Yes you read that correctly. This blog post showcases nn.el, my (zero dependency) emacs lisp package that allows you to build and train neural networks. To answer the initial question as to “why on God’s green earth would you write a machine learning framework in emacs lisp?”, the answer is really just for fun (and to cause a bit of a splash, i mean emacs lisp is the last thing you’d associate with AI right now). This particular flavour is really only used to configure emacs, but you can actually do much more1 and that includes training neural networks. If your unfamiliar with neural networks the section Primer on Neural Networks provides a quick overview on neural networks and their training, as well as the vast resources available online on the topic.

Introducing nn.el

nn.el makes use of dynamic modules, that is, extra functionality implemented for use in emacs lisp programs. I’ve written some dynamic modules in c that provide some basic functions to manipulate matrices e.g. matrix multiplication, as well as some of mathematical functions typically used by neural networks e.g. softmax and ReLU.

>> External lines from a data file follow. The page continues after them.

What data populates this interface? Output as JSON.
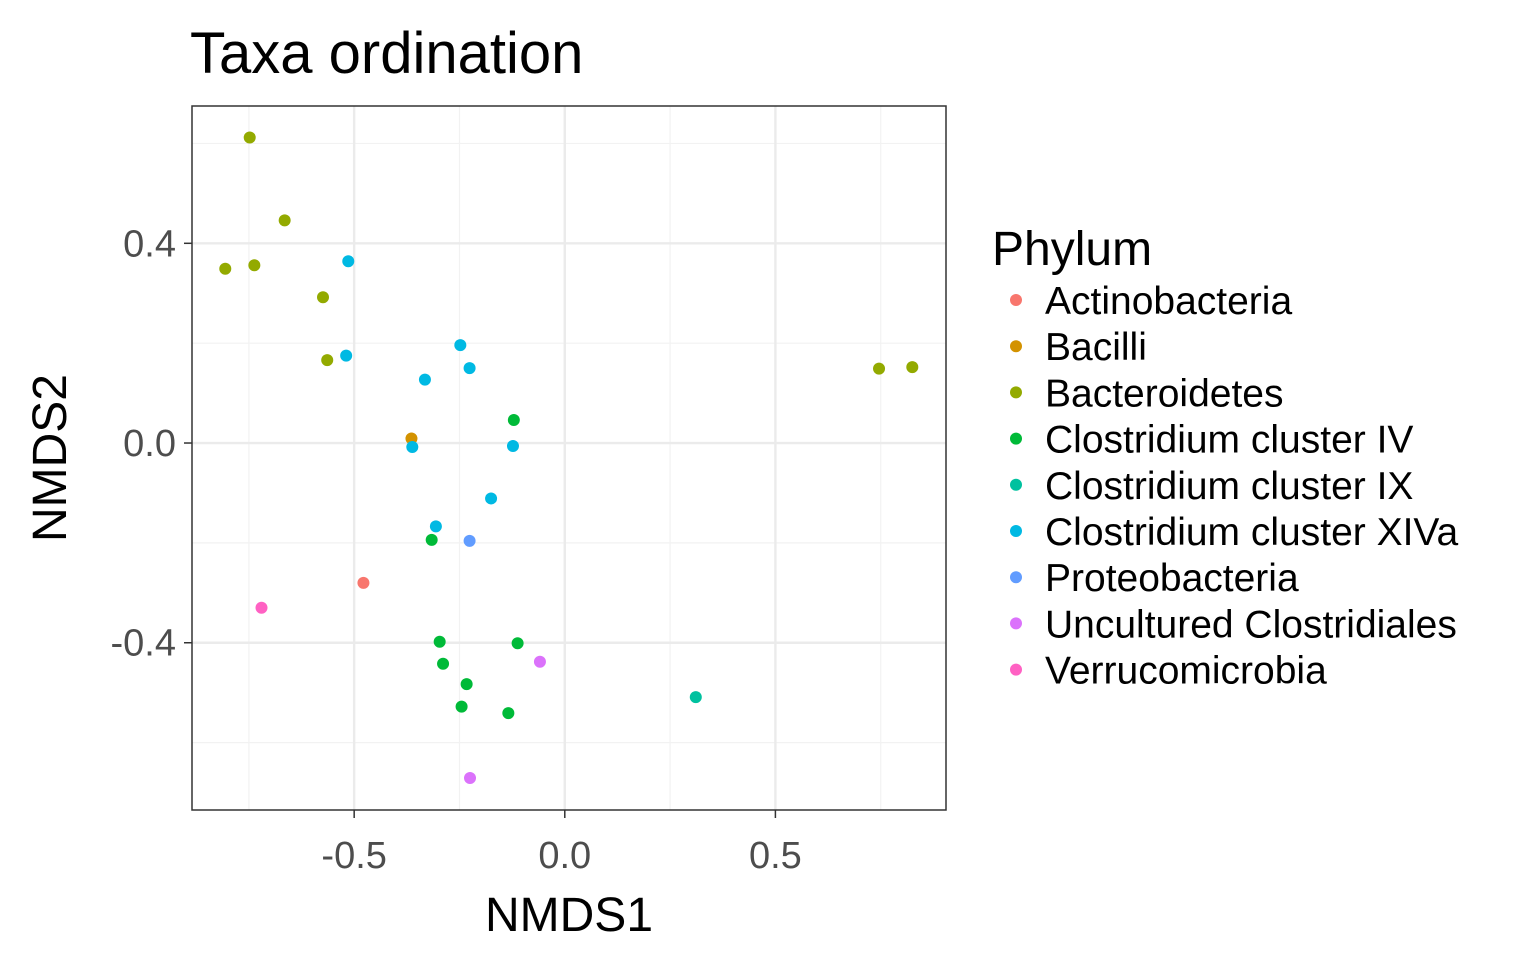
{
  "chart_data": {
    "type": "scatter",
    "title": "Taxa ordination",
    "xlabel": "NMDS1",
    "ylabel": "NMDS2",
    "xlim": [
      -0.885,
      0.905
    ],
    "ylim": [
      -0.735,
      0.675
    ],
    "x_ticks": [
      -0.5,
      0.0,
      0.5
    ],
    "x_tick_labels": [
      "-0.5",
      "0.0",
      "0.5"
    ],
    "y_ticks": [
      -0.4,
      0.0,
      0.4
    ],
    "y_tick_labels": [
      "-0.4",
      "0.0",
      "0.4"
    ],
    "grid": true,
    "legend": {
      "title": "Phylum",
      "position": "right"
    },
    "series": [
      {
        "name": "Actinobacteria",
        "color": "#F8766D",
        "points": [
          [
            -0.478,
            -0.28
          ]
        ]
      },
      {
        "name": "Bacilli",
        "color": "#D39200",
        "points": [
          [
            -0.364,
            0.009
          ]
        ]
      },
      {
        "name": "Bacteroidetes",
        "color": "#93AA00",
        "points": [
          [
            -0.748,
            0.612
          ],
          [
            -0.665,
            0.446
          ],
          [
            -0.806,
            0.349
          ],
          [
            -0.737,
            0.356
          ],
          [
            -0.574,
            0.292
          ],
          [
            -0.564,
            0.166
          ],
          [
            0.746,
            0.149
          ],
          [
            0.825,
            0.152
          ]
        ]
      },
      {
        "name": "Clostridium cluster IV",
        "color": "#00BA38",
        "points": [
          [
            -0.121,
            0.046
          ],
          [
            -0.316,
            -0.194
          ],
          [
            -0.297,
            -0.398
          ],
          [
            -0.289,
            -0.442
          ],
          [
            -0.233,
            -0.483
          ],
          [
            -0.245,
            -0.528
          ],
          [
            -0.134,
            -0.541
          ],
          [
            -0.112,
            -0.401
          ]
        ]
      },
      {
        "name": "Clostridium cluster IX",
        "color": "#00C19F",
        "points": [
          [
            0.311,
            -0.509
          ]
        ]
      },
      {
        "name": "Clostridium cluster XIVa",
        "color": "#00B9E3",
        "points": [
          [
            -0.514,
            0.364
          ],
          [
            -0.519,
            0.175
          ],
          [
            -0.248,
            0.196
          ],
          [
            -0.226,
            0.15
          ],
          [
            -0.332,
            0.127
          ],
          [
            -0.362,
            -0.008
          ],
          [
            -0.123,
            -0.006
          ],
          [
            -0.175,
            -0.111
          ],
          [
            -0.306,
            -0.167
          ]
        ]
      },
      {
        "name": "Proteobacteria",
        "color": "#619CFF",
        "points": [
          [
            -0.226,
            -0.196
          ]
        ]
      },
      {
        "name": "Uncultured Clostridiales",
        "color": "#DB72FB",
        "points": [
          [
            -0.059,
            -0.438
          ],
          [
            -0.225,
            -0.671
          ]
        ]
      },
      {
        "name": "Verrucomicrobia",
        "color": "#FF61C3",
        "points": [
          [
            -0.72,
            -0.33
          ]
        ]
      }
    ]
  }
}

The package consists of the following libraries:

matrix.c
This library (i.e. a dynamic emacs module) provides some basic functions to manipulate matrices (vectors of vectors in emacs lisp). This includes addition, subtraction, transpose, scalar multiplication, matrix multiplication, etc.
ops.c
This library provides some mathematical functions and operations typically used in machine learning. This includes operations like ReLU, softmax, etc.
nn.el
This is the main neural network library, written in emacs lisp. It uses the previous libraries to provide functionality to build neural networks, compute the output of a neural network for a given input, and train a neural network.

The package has zero dependencies besides emacs. The libraries matrix.c and ops.c are written in c so that we can calculate outputs and gradients in a reasonably fast manner. They have no external dependencies (eg no python process is ever invoked!).

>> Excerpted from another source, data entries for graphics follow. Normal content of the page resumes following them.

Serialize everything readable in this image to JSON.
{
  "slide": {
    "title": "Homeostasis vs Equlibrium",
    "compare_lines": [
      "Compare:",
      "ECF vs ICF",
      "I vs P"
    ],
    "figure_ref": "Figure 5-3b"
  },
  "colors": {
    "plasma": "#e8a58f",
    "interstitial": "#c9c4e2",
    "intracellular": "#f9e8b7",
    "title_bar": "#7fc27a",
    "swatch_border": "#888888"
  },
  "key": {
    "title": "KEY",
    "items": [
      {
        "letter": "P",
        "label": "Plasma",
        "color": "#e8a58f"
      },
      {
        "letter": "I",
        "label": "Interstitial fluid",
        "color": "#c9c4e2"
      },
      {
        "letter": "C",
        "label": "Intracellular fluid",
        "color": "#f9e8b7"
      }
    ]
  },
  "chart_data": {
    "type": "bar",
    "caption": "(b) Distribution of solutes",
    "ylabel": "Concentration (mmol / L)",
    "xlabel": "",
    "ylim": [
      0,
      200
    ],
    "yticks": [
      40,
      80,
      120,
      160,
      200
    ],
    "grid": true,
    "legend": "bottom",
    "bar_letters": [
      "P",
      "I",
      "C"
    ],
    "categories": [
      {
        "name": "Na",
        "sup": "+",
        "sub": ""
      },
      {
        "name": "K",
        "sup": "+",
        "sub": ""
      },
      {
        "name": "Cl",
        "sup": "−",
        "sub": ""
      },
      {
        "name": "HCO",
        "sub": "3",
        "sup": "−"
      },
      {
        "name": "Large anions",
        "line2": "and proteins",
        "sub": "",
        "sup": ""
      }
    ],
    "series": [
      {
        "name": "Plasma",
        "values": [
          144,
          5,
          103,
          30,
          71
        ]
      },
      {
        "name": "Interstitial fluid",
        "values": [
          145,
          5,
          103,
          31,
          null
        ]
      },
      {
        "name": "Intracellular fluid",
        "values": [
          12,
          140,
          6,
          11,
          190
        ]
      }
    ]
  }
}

The code is available here: https://github.com/namilus/nn.

Building Neural Networks with nn.el

nn.el has a simple API for building neural networks, and is based around TensorFlow’s sequential building API. Below is an example:

(require 'nn)
(require 'matrix)
(require 'ops)

(setq model `(,(nn-layer 100 80 'ops-relu)
              ,(nn-layer 80 8 'ops-relu)
              ,(nn-layer 8 3)))

The above creates a 3 layer neural network that takes an input \(\textbf{x} \in \mathbb{R}^{100}\) and outputs a vector \(\in \mathbb{R}^3\). The first layer has 80 neurons, the second as 8, and the final outputs just 3 neurons. In total, this particular model has 8755 parameters, however nn.el allows you to build arbitrary depth and width networks. The weights and biases of the model are initialised randomly from the uniform distribution \(U(-1,1)\).

Next we see how we can calculate the output of the model on an input:

(setq x (matrix-random 100 1))
(setq y (matrix-transpose [[1 0 0]]))

(ops-softmax (nn-forward-layers x model))
[[0.2600744539110965] [7.306195822330744e-07] [0.7399248154693213]]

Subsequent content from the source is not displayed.